Reply to this comment
Did anyone tell IBM ?
by My-Self February 14, 2006 2:50 PM PST
Did anyone tell IBM that Apple switched to Intel architecture ?

Where will those PowerPC go ? embedded devices ?
Reply to this comment
POWER and SPARC Comparisons made were...
by DavidHalko July 2, 2006 6:53 PM PDT
Interesting...

> IBM has steadily gained share in the Unix server market against longtime leader Sun Microsystems in recent years...

Until the last quarter, when SUN had gained marketshare against all competitors.

> McCredie: The problem you find is this: When you go over and specialize too much on one aspect of performance, you generally get in trouble.
> McCredie: I don't believe there's a big role in this world for too-specialized hardware.

This was just the opposite message the IBM and POWER were delivering when Apple abandoned POWER ship.

IBM indicated that Apple was looking for a very high performance generic chip and they were more interested in investing in a more specialized infrastructure (around gaming machines.)
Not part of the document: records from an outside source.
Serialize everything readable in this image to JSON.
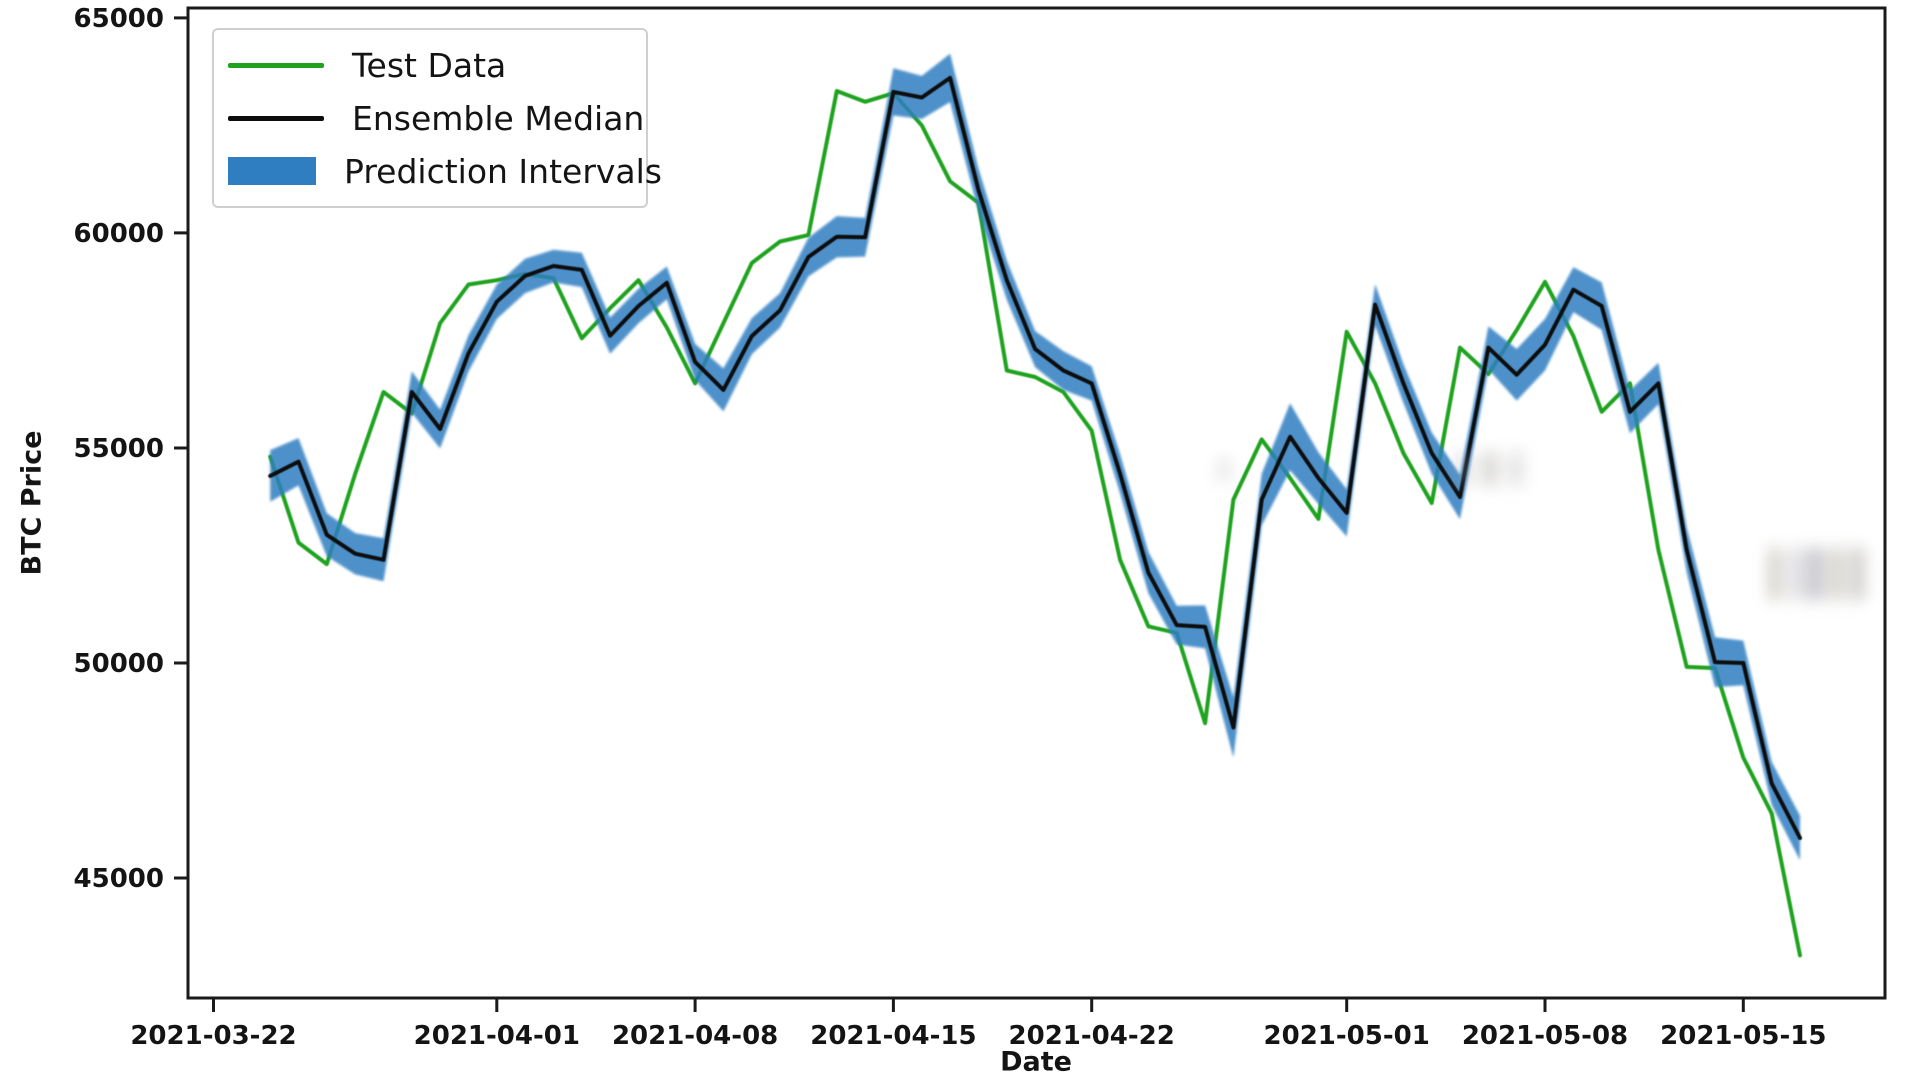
{
  "figure_bg": "#ffffff",
  "axes": {
    "xlabel": "Date",
    "ylabel": "BTC Price",
    "spine_color": "#1a1a1a",
    "tick_label_color": "#141414"
  },
  "legend": {
    "position": "upper left",
    "items": [
      {
        "label": "Test Data",
        "swatch": "line",
        "color": "#1fa31f"
      },
      {
        "label": "Ensemble Median",
        "swatch": "line",
        "color": "#0d0d0d"
      },
      {
        "label": "Prediction Intervals",
        "swatch": "patch",
        "color": "#2f7ec1"
      }
    ]
  },
  "chart_data": {
    "type": "line",
    "title": "",
    "xlabel": "Date",
    "ylabel": "BTC Price",
    "grid": false,
    "legend_position": "upper left",
    "ylim": [
      42210,
      65230
    ],
    "xlim_index": [
      -2.9,
      57.0
    ],
    "yticks": [
      45000,
      50000,
      55000,
      60000,
      65000
    ],
    "xticks": [
      "2021-03-22",
      "2021-04-01",
      "2021-04-08",
      "2021-04-15",
      "2021-04-22",
      "2021-05-01",
      "2021-05-08",
      "2021-05-15"
    ],
    "dates": [
      "2021-03-24",
      "2021-03-25",
      "2021-03-26",
      "2021-03-27",
      "2021-03-28",
      "2021-03-29",
      "2021-03-30",
      "2021-03-31",
      "2021-04-01",
      "2021-04-02",
      "2021-04-03",
      "2021-04-04",
      "2021-04-05",
      "2021-04-06",
      "2021-04-07",
      "2021-04-08",
      "2021-04-09",
      "2021-04-10",
      "2021-04-11",
      "2021-04-12",
      "2021-04-13",
      "2021-04-14",
      "2021-04-15",
      "2021-04-16",
      "2021-04-17",
      "2021-04-18",
      "2021-04-19",
      "2021-04-20",
      "2021-04-21",
      "2021-04-22",
      "2021-04-23",
      "2021-04-24",
      "2021-04-25",
      "2021-04-26",
      "2021-04-27",
      "2021-04-28",
      "2021-04-29",
      "2021-04-30",
      "2021-05-01",
      "2021-05-02",
      "2021-05-03",
      "2021-05-04",
      "2021-05-05",
      "2021-05-06",
      "2021-05-07",
      "2021-05-08",
      "2021-05-09",
      "2021-05-10",
      "2021-05-11",
      "2021-05-12",
      "2021-05-13",
      "2021-05-14",
      "2021-05-15",
      "2021-05-16",
      "2021-05-17"
    ],
    "series": [
      {
        "name": "Test Data",
        "color": "#1fa31f",
        "values": [
          54800,
          52800,
          52300,
          54400,
          56300,
          55800,
          57900,
          58800,
          58900,
          59050,
          58950,
          57550,
          58250,
          58900,
          57800,
          56500,
          57900,
          59300,
          59800,
          59950,
          63300,
          63050,
          63250,
          62500,
          61200,
          60700,
          56800,
          56650,
          56300,
          55400,
          52400,
          50850,
          50700,
          48600,
          53800,
          55200,
          54300,
          53350,
          57700,
          56500,
          54880,
          53720,
          57330,
          56720,
          57740,
          58860,
          57600,
          55840,
          56500,
          52630,
          49910,
          49880,
          47800,
          46500,
          43200
        ]
      },
      {
        "name": "Ensemble Median",
        "color": "#0d0d0d",
        "values": [
          54350,
          54680,
          52980,
          52540,
          52400,
          56300,
          55440,
          57200,
          58400,
          59000,
          59230,
          59140,
          57610,
          58300,
          58840,
          57000,
          56350,
          57600,
          58200,
          59440,
          59910,
          59900,
          63280,
          63150,
          63605,
          61000,
          58900,
          57300,
          56800,
          56500,
          54400,
          52100,
          50880,
          50840,
          48500,
          53800,
          55260,
          54300,
          53490,
          58330,
          56500,
          54880,
          53860,
          57330,
          56700,
          57400,
          58680,
          58300,
          55840,
          56500,
          52630,
          50020,
          50000,
          47200,
          45930
        ]
      }
    ],
    "prediction_intervals": {
      "name": "Prediction Intervals",
      "color": "#2f7ec1",
      "opacity": 0.85,
      "lower": [
        53750,
        54130,
        52480,
        52060,
        51900,
        55820,
        54990,
        56780,
        58000,
        58600,
        58850,
        58740,
        57190,
        57900,
        58460,
        56580,
        55850,
        57180,
        57800,
        58990,
        59430,
        59450,
        62730,
        62650,
        63045,
        60500,
        58450,
        56880,
        56350,
        56100,
        53950,
        51620,
        50430,
        50340,
        47800,
        53200,
        54480,
        53700,
        52940,
        57850,
        56050,
        54400,
        53340,
        56830,
        56100,
        56800,
        58160,
        57750,
        55340,
        56020,
        52110,
        49440,
        49480,
        46700,
        45410
      ],
      "upper": [
        54950,
        55230,
        53480,
        53020,
        52900,
        56780,
        55890,
        57620,
        58800,
        59400,
        59610,
        59540,
        58030,
        58700,
        59220,
        57420,
        56850,
        58020,
        58600,
        59890,
        60390,
        60350,
        63830,
        63650,
        64165,
        61500,
        59350,
        57720,
        57250,
        56900,
        54850,
        52580,
        51330,
        51340,
        49200,
        54400,
        56040,
        54900,
        54040,
        58810,
        56950,
        55360,
        54380,
        57830,
        57300,
        58000,
        59200,
        58850,
        56340,
        56980,
        53150,
        50600,
        50520,
        47700,
        46450
      ]
    }
  }
}
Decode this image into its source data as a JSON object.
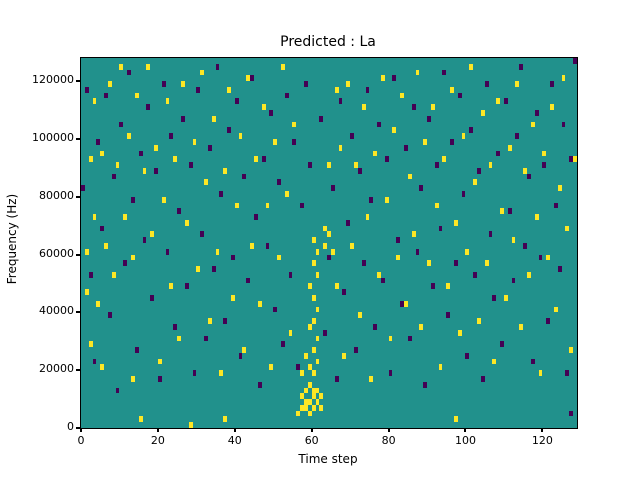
{
  "chart_data": {
    "type": "heatmap",
    "title": "Predicted : La",
    "xlabel": "Time step",
    "ylabel": "Frequency (Hz)",
    "x_range": [
      0,
      129
    ],
    "y_range": [
      0,
      128000
    ],
    "x_ticks": [
      0,
      20,
      40,
      60,
      80,
      100,
      120
    ],
    "y_ticks": [
      0,
      20000,
      40000,
      60000,
      80000,
      100000,
      120000
    ],
    "grid": false,
    "legend": "none",
    "colors": {
      "background": "#21918c",
      "high": "#fde725",
      "low": "#440154"
    },
    "cell_grid": {
      "time_steps": 129,
      "freq_bins": 64,
      "bin_hz": 2000
    },
    "cells": {
      "yellow": [
        [
          56,
          2
        ],
        [
          57,
          3
        ],
        [
          57,
          5
        ],
        [
          58,
          3
        ],
        [
          58,
          4
        ],
        [
          58,
          6
        ],
        [
          59,
          2
        ],
        [
          59,
          4
        ],
        [
          59,
          7
        ],
        [
          60,
          3
        ],
        [
          60,
          5
        ],
        [
          60,
          6
        ],
        [
          61,
          4
        ],
        [
          61,
          6
        ],
        [
          62,
          3
        ],
        [
          62,
          5
        ],
        [
          57,
          9
        ],
        [
          59,
          10
        ],
        [
          60,
          9
        ],
        [
          61,
          11
        ],
        [
          58,
          12
        ],
        [
          60,
          13
        ],
        [
          61,
          15
        ],
        [
          59,
          17
        ],
        [
          60,
          18
        ],
        [
          61,
          20
        ],
        [
          60,
          22
        ],
        [
          59,
          24
        ],
        [
          61,
          26
        ],
        [
          60,
          28
        ],
        [
          61,
          30
        ],
        [
          60,
          32
        ],
        [
          63,
          31
        ],
        [
          64,
          33
        ],
        [
          65,
          30
        ],
        [
          63,
          34
        ],
        [
          1,
          30
        ],
        [
          1,
          23
        ],
        [
          2,
          14
        ],
        [
          2,
          46
        ],
        [
          3,
          56
        ],
        [
          4,
          21
        ],
        [
          5,
          47
        ],
        [
          5,
          10
        ],
        [
          6,
          31
        ],
        [
          7,
          59
        ],
        [
          8,
          26
        ],
        [
          9,
          45
        ],
        [
          10,
          62
        ],
        [
          11,
          36
        ],
        [
          12,
          50
        ],
        [
          13,
          8
        ],
        [
          13,
          29
        ],
        [
          14,
          57
        ],
        [
          15,
          1
        ],
        [
          16,
          44
        ],
        [
          17,
          62
        ],
        [
          18,
          33
        ],
        [
          19,
          48
        ],
        [
          20,
          11
        ],
        [
          21,
          39
        ],
        [
          23,
          24
        ],
        [
          24,
          46
        ],
        [
          25,
          15
        ],
        [
          26,
          59
        ],
        [
          27,
          35
        ],
        [
          28,
          0
        ],
        [
          29,
          49
        ],
        [
          30,
          27
        ],
        [
          31,
          61
        ],
        [
          33,
          18
        ],
        [
          34,
          53
        ],
        [
          35,
          30
        ],
        [
          36,
          9
        ],
        [
          37,
          1
        ],
        [
          37,
          44
        ],
        [
          38,
          58
        ],
        [
          39,
          22
        ],
        [
          41,
          50
        ],
        [
          42,
          13
        ],
        [
          43,
          60
        ],
        [
          44,
          31
        ],
        [
          45,
          46
        ],
        [
          47,
          55
        ],
        [
          48,
          38
        ],
        [
          49,
          10
        ],
        [
          50,
          49
        ],
        [
          52,
          62
        ],
        [
          53,
          40
        ],
        [
          54,
          16
        ],
        [
          55,
          52
        ],
        [
          66,
          24
        ],
        [
          67,
          48
        ],
        [
          68,
          12
        ],
        [
          69,
          59
        ],
        [
          70,
          31
        ],
        [
          71,
          45
        ],
        [
          72,
          19
        ],
        [
          74,
          36
        ],
        [
          75,
          8
        ],
        [
          76,
          47
        ],
        [
          77,
          26
        ],
        [
          78,
          60
        ],
        [
          79,
          39
        ],
        [
          81,
          51
        ],
        [
          82,
          29
        ],
        [
          83,
          57
        ],
        [
          84,
          21
        ],
        [
          85,
          43
        ],
        [
          86,
          33
        ],
        [
          87,
          61
        ],
        [
          88,
          17
        ],
        [
          89,
          49
        ],
        [
          91,
          55
        ],
        [
          92,
          38
        ],
        [
          93,
          10
        ],
        [
          94,
          46
        ],
        [
          95,
          24
        ],
        [
          96,
          58
        ],
        [
          97,
          1
        ],
        [
          97,
          35
        ],
        [
          99,
          50
        ],
        [
          100,
          30
        ],
        [
          101,
          62
        ],
        [
          102,
          42
        ],
        [
          103,
          18
        ],
        [
          105,
          28
        ],
        [
          106,
          45
        ],
        [
          107,
          11
        ],
        [
          108,
          56
        ],
        [
          109,
          37
        ],
        [
          110,
          22
        ],
        [
          111,
          48
        ],
        [
          112,
          32
        ],
        [
          113,
          59
        ],
        [
          115,
          44
        ],
        [
          116,
          26
        ],
        [
          117,
          52
        ],
        [
          118,
          36
        ],
        [
          119,
          9
        ],
        [
          120,
          47
        ],
        [
          121,
          29
        ],
        [
          122,
          55
        ],
        [
          123,
          20
        ],
        [
          124,
          41
        ],
        [
          125,
          60
        ],
        [
          126,
          34
        ],
        [
          127,
          13
        ],
        [
          128,
          46
        ],
        [
          3,
          36
        ],
        [
          22,
          56
        ],
        [
          46,
          21
        ],
        [
          73,
          55
        ],
        [
          90,
          28
        ],
        [
          104,
          54
        ],
        [
          114,
          17
        ],
        [
          32,
          42
        ],
        [
          51,
          29
        ],
        [
          98,
          16
        ],
        [
          40,
          38
        ],
        [
          80,
          15
        ],
        [
          64,
          45
        ],
        [
          66,
          58
        ]
      ],
      "purple": [
        [
          0,
          41
        ],
        [
          1,
          58
        ],
        [
          2,
          26
        ],
        [
          3,
          11
        ],
        [
          4,
          49
        ],
        [
          5,
          34
        ],
        [
          6,
          57
        ],
        [
          7,
          19
        ],
        [
          8,
          43
        ],
        [
          10,
          52
        ],
        [
          11,
          28
        ],
        [
          12,
          61
        ],
        [
          13,
          39
        ],
        [
          14,
          13
        ],
        [
          15,
          47
        ],
        [
          16,
          32
        ],
        [
          17,
          55
        ],
        [
          18,
          22
        ],
        [
          19,
          44
        ],
        [
          21,
          59
        ],
        [
          22,
          30
        ],
        [
          23,
          50
        ],
        [
          24,
          17
        ],
        [
          25,
          37
        ],
        [
          26,
          53
        ],
        [
          27,
          24
        ],
        [
          28,
          45
        ],
        [
          30,
          58
        ],
        [
          31,
          33
        ],
        [
          32,
          15
        ],
        [
          33,
          48
        ],
        [
          34,
          27
        ],
        [
          35,
          62
        ],
        [
          36,
          40
        ],
        [
          37,
          18
        ],
        [
          38,
          51
        ],
        [
          39,
          29
        ],
        [
          41,
          12
        ],
        [
          42,
          43
        ],
        [
          43,
          25
        ],
        [
          44,
          60
        ],
        [
          45,
          36
        ],
        [
          46,
          7
        ],
        [
          47,
          46
        ],
        [
          48,
          31
        ],
        [
          49,
          54
        ],
        [
          50,
          20
        ],
        [
          51,
          42
        ],
        [
          53,
          57
        ],
        [
          54,
          26
        ],
        [
          55,
          49
        ],
        [
          56,
          10
        ],
        [
          57,
          38
        ],
        [
          58,
          59
        ],
        [
          59,
          45
        ],
        [
          62,
          53
        ],
        [
          64,
          29
        ],
        [
          65,
          41
        ],
        [
          66,
          8
        ],
        [
          67,
          56
        ],
        [
          68,
          23
        ],
        [
          69,
          35
        ],
        [
          70,
          50
        ],
        [
          72,
          44
        ],
        [
          73,
          28
        ],
        [
          74,
          58
        ],
        [
          75,
          39
        ],
        [
          76,
          17
        ],
        [
          77,
          52
        ],
        [
          78,
          25
        ],
        [
          79,
          46
        ],
        [
          80,
          9
        ],
        [
          81,
          60
        ],
        [
          82,
          32
        ],
        [
          83,
          21
        ],
        [
          85,
          15
        ],
        [
          86,
          55
        ],
        [
          87,
          30
        ],
        [
          88,
          41
        ],
        [
          89,
          7
        ],
        [
          90,
          53
        ],
        [
          91,
          24
        ],
        [
          92,
          45
        ],
        [
          93,
          34
        ],
        [
          94,
          61
        ],
        [
          96,
          49
        ],
        [
          97,
          28
        ],
        [
          98,
          57
        ],
        [
          99,
          40
        ],
        [
          100,
          12
        ],
        [
          101,
          51
        ],
        [
          102,
          26
        ],
        [
          103,
          44
        ],
        [
          104,
          8
        ],
        [
          105,
          59
        ],
        [
          107,
          22
        ],
        [
          108,
          47
        ],
        [
          109,
          14
        ],
        [
          110,
          56
        ],
        [
          111,
          37
        ],
        [
          112,
          25
        ],
        [
          113,
          50
        ],
        [
          114,
          62
        ],
        [
          115,
          31
        ],
        [
          116,
          43
        ],
        [
          118,
          54
        ],
        [
          119,
          29
        ],
        [
          120,
          45
        ],
        [
          121,
          18
        ],
        [
          122,
          59
        ],
        [
          123,
          38
        ],
        [
          124,
          27
        ],
        [
          125,
          52
        ],
        [
          127,
          46
        ],
        [
          127,
          2
        ],
        [
          128,
          63
        ],
        [
          9,
          6
        ],
        [
          20,
          8
        ],
        [
          29,
          9
        ],
        [
          40,
          56
        ],
        [
          52,
          14
        ],
        [
          63,
          16
        ],
        [
          71,
          13
        ],
        [
          84,
          48
        ],
        [
          95,
          19
        ],
        [
          106,
          33
        ],
        [
          117,
          11
        ],
        [
          126,
          9
        ]
      ]
    }
  }
}
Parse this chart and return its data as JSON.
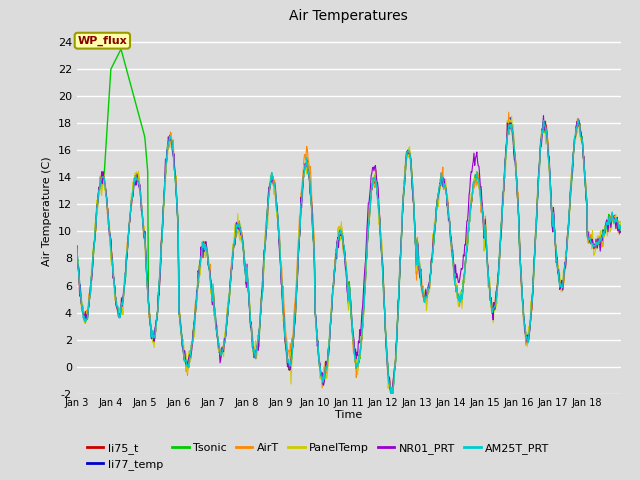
{
  "title": "Air Temperatures",
  "xlabel": "Time",
  "ylabel": "Air Temperature (C)",
  "ylim": [
    -2,
    25
  ],
  "yticks": [
    -2,
    0,
    2,
    4,
    6,
    8,
    10,
    12,
    14,
    16,
    18,
    20,
    22,
    24
  ],
  "bg_color": "#dcdcdc",
  "grid_color": "white",
  "series": [
    {
      "name": "li75_t",
      "color": "#cc0000",
      "lw": 0.8
    },
    {
      "name": "li77_temp",
      "color": "#0000cc",
      "lw": 0.8
    },
    {
      "name": "Tsonic",
      "color": "#00cc00",
      "lw": 1.0
    },
    {
      "name": "AirT",
      "color": "#ff8800",
      "lw": 0.8
    },
    {
      "name": "PanelTemp",
      "color": "#cccc00",
      "lw": 0.8
    },
    {
      "name": "NR01_PRT",
      "color": "#9900cc",
      "lw": 0.8
    },
    {
      "name": "AM25T_PRT",
      "color": "#00cccc",
      "lw": 1.0
    }
  ],
  "xtick_labels": [
    "Jan 3",
    "Jan 4",
    "Jan 5",
    "Jan 6",
    "Jan 7",
    "Jan 8",
    "Jan 9",
    "Jan 10",
    "Jan 11",
    "Jan 12",
    "Jan 13",
    "Jan 14",
    "Jan 15",
    "Jan 16",
    "Jan 17",
    "Jan 18"
  ],
  "annotation_text": "WP_flux",
  "annotation_box_color": "#ffffaa",
  "annotation_text_color": "#880000",
  "annotation_border_color": "#999900",
  "n_days": 16,
  "pts_per_day": 48,
  "day_minima": [
    3.5,
    4.0,
    2.0,
    0.0,
    1.0,
    1.0,
    0.0,
    -1.0,
    0.0,
    -2.0,
    5.0,
    5.0,
    4.0,
    2.0,
    6.0,
    9.0
  ],
  "day_maxima": [
    14.0,
    14.0,
    17.0,
    9.0,
    10.5,
    14.0,
    15.0,
    10.0,
    14.0,
    16.0,
    14.0,
    14.0,
    18.0,
    18.0,
    18.0,
    11.0
  ],
  "tsonic_spike_days": [
    1,
    2
  ],
  "tsonic_spike_vals": [
    22.0,
    23.5
  ]
}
I find it ironic that the message is 100% the opposite direction now.

>>Power is a big issue these days. What will power consumption look like going from Power5 to Power6?
>McCredie: We're targeting the same classes and categories for Power5 and Power6. We're telling people we're hitting the same power envelope as with the Power5. We are holding the power aligned for the most part. Holding the power is a concern for everybody these days.

This is the same message that SUN had been evalgelizing with SPARC. They have gone through 3 generations of holding the power enveolope (uSPARC III, uSPARC IV, uSPARC IV+ - except their current processor is 3x the speed in a single thread and 5x the throughput considering multiple threads.

It has been an adventure watching POWER and SPARC go at it over the years:
- POWER coming out with 2 core per socket
- SPARC coming out with 8 core per socket
- POWER reaching out to 4 core per socket

This is the first time in awhile where SUN has been leading in nearly all market segments where vendors have needed to resort to MPP (very specialized software requirements) to beat a SUN manufactured single chassis platform (very easy to implement off-the-shelf software.)

I am looking forward to a reasonable response from proprietary POWER to put more pressure on Open Source architectures like SPARC.